İsveç Parlamentosu Hıristiyan Demokrat Parti üyesi Désirée Pethrus, "Kürt sorununda çözüm için acilen adım atılmalı" diyerek, ifade ve özgürlüğü önündeki engellerin kaldırılması gerektiğini açıkladı, adil yargılanma hakkının temel insan hakkı olduğunu vurguladı.
Pethrus, Kürdistan Topluluklar Birliği (KCK) adı altında yürütülen soruşmayla tutuklanan Bakırköy Cezaevi'ndeki gazeteci Zeynep Kuray ile Prof. Dr. Büşra Ersanlı'yı ziyaret etti.
Bu ziyaretin hemen ardından görüştüğümüz Pethrus, cezaevi girişinde kendisine de elle arama yapılmasından dolayı çok şaşkın olduğunu anlattı.
"Bir parlamenter olarak ziyarete gittiğim cezaevinde yapılan muamele beni şaşırttı. Bir kadın görevli beni ayrı bir odaya götürerek elle vücut araması yaptı."
"Ersanlı ne gibi bir zarar verebilir?"
Ersanlı'nın da cezaevinden hastaneye götürülürken ellerinin kelepçelendiğini öğrendiğinde bir şaşkınlık daha yaşadığını söyledi.
"Ersanlı yurtdışında da tanınmış bir akademisyen, ve 60'lı yaşlarında bir kadın. Elleri kelepçeli olmasa da nasıl kaçabilir ya da etrafındakilere ne yapabilir ki? Ondan ne gibi bir tehlike gelmesinden korkuluyor?"
Pethrus, "Onun neden hapishanede olduğunu bile anlayamıyorken bu muameleyi anlamam mümkün değil" diyor.
"Gidişatın yanlış yönde olduğunu görüyorum"
Ersanlı gibi birçok kişinin uzun süreler boyunca tutuklu kaldığını ve yargılanmalarının bile henüz başlamadığını ifade eden Pethrus "Haklarında kesin deliller olmadan hapishanedeler ve hakim önüne çıkmayı bekliyorlar, bunu anlamakta güçlük çekiyorum" diye konuştu.
Pethrus adil yargılanma hakkının önemine dikkat çekti ve Türkiye hükümetinin konuyla ilgili acilen adım atması gerektiğini söyledi.

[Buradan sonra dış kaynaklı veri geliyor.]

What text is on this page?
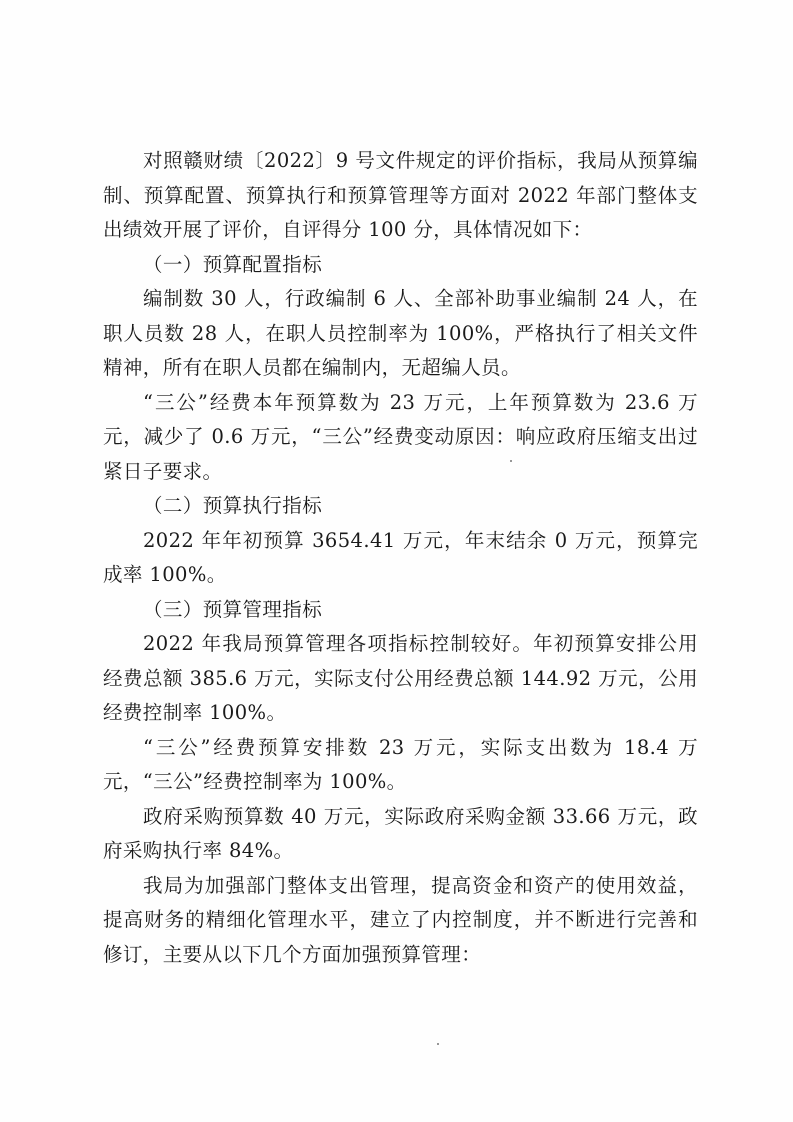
对照赣财绩〔2022〕9 号文件规定的评价指标，我局从预算编制、预算配置、预算执行和预算管理等方面对 2022 年部门整体支出绩效开展了评价，自评得分 100 分，具体情况如下：

（一）预算配置指标

编制数 30 人，行政编制 6 人、全部补助事业编制 24 人，在职人员数 28 人，在职人员控制率为 100%，严格执行了相关文件精神，所有在职人员都在编制内，无超编人员。

“三公”经费本年预算数为 23 万元，上年预算数为 23.6 万元，减少了 0.6 万元，“三公”经费变动原因：响应政府压缩支出过紧日子要求。

（二）预算执行指标

2022 年年初预算 3654.41 万元，年末结余 0 万元，预算完成率 100%。

（三）预算管理指标

2022 年我局预算管理各项指标控制较好。年初预算安排公用经费总额 385.6 万元，实际支付公用经费总额 144.92 万元，公用经费控制率 100%。

“三公”经费预算安排数 23 万元，实际支出数为 18.4 万元，“三公”经费控制率为 100%。

政府采购预算数 40 万元，实际政府采购金额 33.66 万元，政府采购执行率 84%。

我局为加强部门整体支出管理，提高资金和资产的使用效益，提高财务的精细化管理水平，建立了内控制度，并不断进行完善和修订，主要从以下几个方面加强预算管理：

"Türkiye'nin bir Avrupa Birliği ülkesi olabileceğini, bu yolda ilerlediğini düşünüyordum. Türkiye'yi AB'nin bir parçası gibi görüyordum. Şimdi ise aksine, gidişatın yanlış yönde olduğunu üzülerek görüyorum."
"Kürtler de bu ülkenin bir parçası"
Kürt sorunun yıllardır sürdüğünü ve çözüme bir türlü ulaşılamadığını ifade eden Pethrus, Kürtlerin de bu ülkenin bir parçası olduğunu ve çözüm için ciddi çaba sarf edilmesi gerektiğinin altını çizdi.
''Türkiye, ifade özgürlüğü ve basın özgürlüğü konularında dünyanın birçok ülkesinden geride. Bu aslında küresel bir sorun, temel insan hakkı olan ifade özgürlüğünün önüne Terörle Mücadele Yasaları engel olarak konuluyor. Oysa insanlara böyle bir suçlama yöneltmek için elinizde kesin kanıtlar olmalı.
"İfade özgürlüğünü kullanmak terörist bir eylem değildir. Toplumun korku içinde olması, ülkenin geleceği için çok tehlikelidir. O nedenle toplumun ifade özgürlüğü, etnik hakları için mücadele vermesi gerektiğini düşünüyorum. Bunlar temel insan haklarıdır ve hükümetin görevi bunu sağlamaktır."
"Türkiye'den gelen haberler üzücü"
Son yıllarda hükümetin Kürtlere ve muhaliflere yönelik tavrının sertleştiğini ifade eden Pethrus, kötü yönde bir ilerleme olduğunu söyleyerek, buna örnek olarak, gösteri hakkını kullanan halkın, gazetecilerin, öğrencilerin basit protestoların ardından hapse atılmasını gösterdi.